Querying Data in databricks spark SQL-CodePudding

I am very new to databricks SQL. And I need some help for a certain task.

I have a table POLICY which has the following columns:

PolicyId	CustomerId	AgentId
P123	C123	A123
P124	C124	A124
P125	C123	A125
P126	C124	A124

I need to determine the policies belonging to the same customer that has a different agent from the other policies from that respective customer.

In this example , policies with policyid P124 and P126 under customer C124 are safe since they have the same agent - agentId A124. But, policies P123 P125 for customer C123 is flagged for having different agents.

Basically, a customer can have more than 1 policy as long as they are under the same agent.
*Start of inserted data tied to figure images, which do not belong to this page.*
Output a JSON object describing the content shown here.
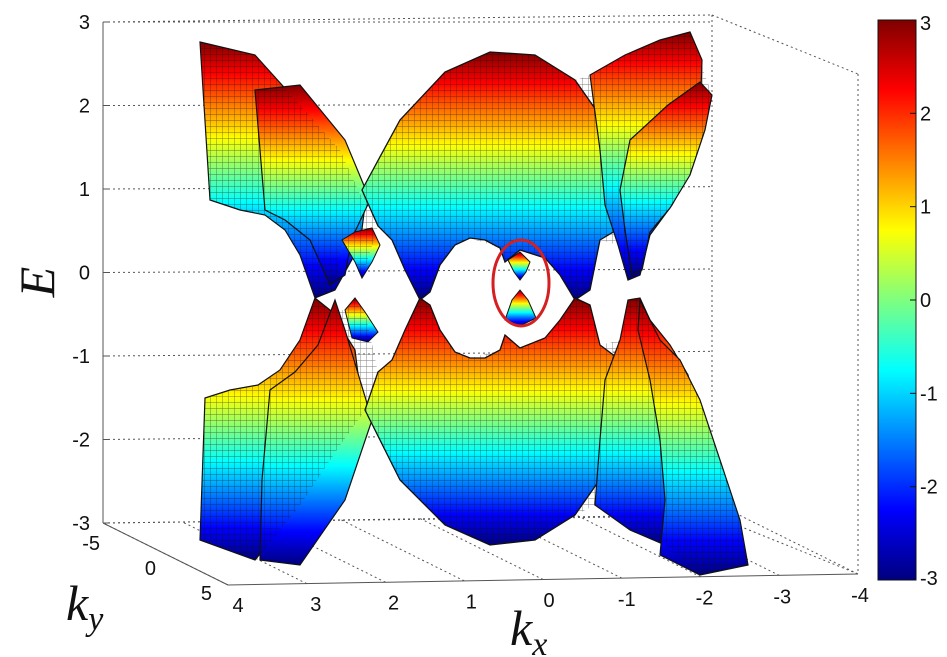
{
  "chart_data": {
    "type": "surface",
    "xlabel": "k",
    "xlabel_sub": "x",
    "ylabel": "k",
    "ylabel_sub": "y",
    "zlabel": "E",
    "x_ticks": [
      "4",
      "3",
      "2",
      "1",
      "0",
      "-1",
      "-2",
      "-3",
      "-4"
    ],
    "y_ticks": [
      "-5",
      "0",
      "5"
    ],
    "z_ticks": [
      "3",
      "2",
      "1",
      "0",
      "-1",
      "-2",
      "-3"
    ],
    "xlim": [
      -4,
      4
    ],
    "ylim": [
      -5,
      5
    ],
    "zlim": [
      -3,
      3
    ],
    "grid": true,
    "colormap": "jet",
    "colorbar": {
      "range": [
        -3,
        3
      ],
      "ticks": [
        "3",
        "2",
        "1",
        "0",
        "-1",
        "-2",
        "-3"
      ]
    },
    "surfaces": [
      {
        "band": "upper",
        "z_range": [
          0,
          3
        ]
      },
      {
        "band": "lower",
        "z_range": [
          -3,
          0
        ]
      }
    ],
    "annotation": {
      "shape": "ellipse",
      "color": "#d42020",
      "marks": "band touching point near kx = 0"
    }
  },
  "colors": {
    "jet": [
      "#00007f",
      "#0000ff",
      "#007fff",
      "#00ffff",
      "#7fff7f",
      "#ffff00",
      "#ff7f00",
      "#ff0000",
      "#7f0000"
    ],
    "grid": "#555555",
    "mesh": "#111111",
    "annotation": "#d42020"
  }
}
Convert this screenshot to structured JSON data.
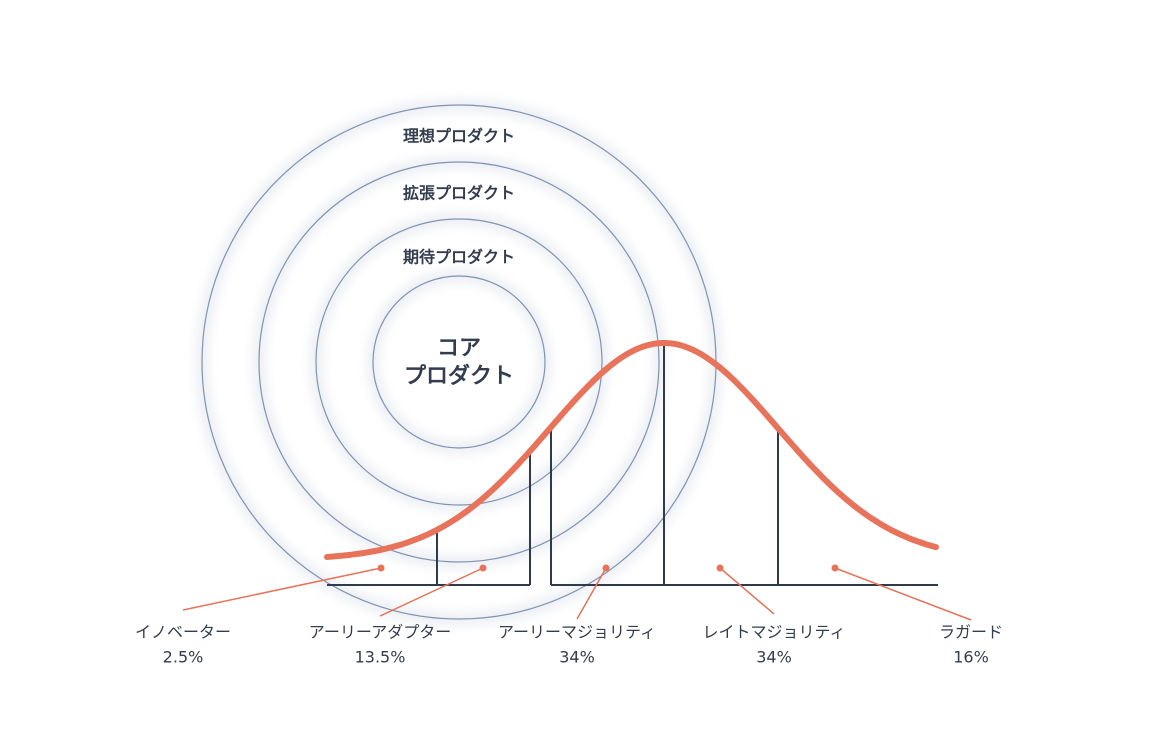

Any policies belonging to the same customer but has a different servicing agent is flagged.

How can I achieve this in Databricks SQL? As of now , I have only determined policies belonging to the same customer by using collect_list() function aggregate.

select customerid,collect_list(distinct policyid) from Policy group by customerid

CustomerId	collect_list(PolicyId)
C123	["P123","P125"]
C124	["P124","P126"]

EDIT: Tried the solution below and it worked. But the requirement had a minor change. Using the dataset from the query below, I need now to determine the policies under the same customer, having different agents , and/while these agents belonging on the same group.

I have a look up table for the agents that has a groupcode

AgentId	GroupCode
A123	1
A124	2
A125	2
A126	2

CodePudding user response：

Since you want to get(flag) the customerId where they have at least one policy but different agents, you can write a query using customerId and AgentId itself. I have used the same data given as an example.

The following query gives details of customerID when the count of distinct AgentId is greater than 1.

select customerId, count(distinct(AgentId)) from policy group by customerId

Output

 ---------- ----------------------- 
|customerId|count(DISTINCT AgentId)|
 ---------- ----------------------- 
|      C123|                      2|
|      C124|                      1|
 ---------- -----------------------

Now since we want to flag the customer with multiple agents, you can use the following query to get complete details.

select customerId,collect_list(distinct AgentId),count(policyId),collect_list(distinct policyId) from policy group by customerId having count(distinct(agentId))>1

Output

 ---------- ------------------------------ --------------- ------------------------------- 
|customerId|collect_list(DISTINCT AgentId)|count(policyId)|collect_list(DISTINCT policyId)|
 ---------- ------------------------------ --------------- ------------------------------- 
|      C123|                  [A123, A125]|              2|                   [P123, P125]|
 ---------- ------------------------------ --------------- -------------------------------

UPDATE:

You can create a view using the following query. you can use this view to query and acquire the necessary results.

create view flagged_customers as select customerId,collect_list(distinct AgentId) as distinct_agent_list,count(policyId) as policy_count,collect_list(distinct policyId) as distinct_policy_list from policy group by customerId having count(distinct(agentId))>1

--select * from flagged_customers

Output:

 ---------- ------------------- ------------ -------------------- 
|customerId|distinct_agent_list|policy_count|distinct_policy_list|
 ---------- ------------------- ------------ -------------------- 
|      C123|       [A123, A125]|           2|        [P123, P125]|
 ---------- ------------------- ------------ --------------------

If you want complete row information without arrays so it would be easier to query, you can use inner join on policy table and flagged_customers view as shown below:

select t1.* from policy as t1 inner join flagged_customers as t2 on t1.customerid=t2.customerid

Output:

 -------- ---------- ------- 
|PolicyId|CustomerId|AgentId|
 -------- ---------- ------- 
|    P123|      C123|   A123|
|    P125|      C123|   A125|
 -------- ---------- -------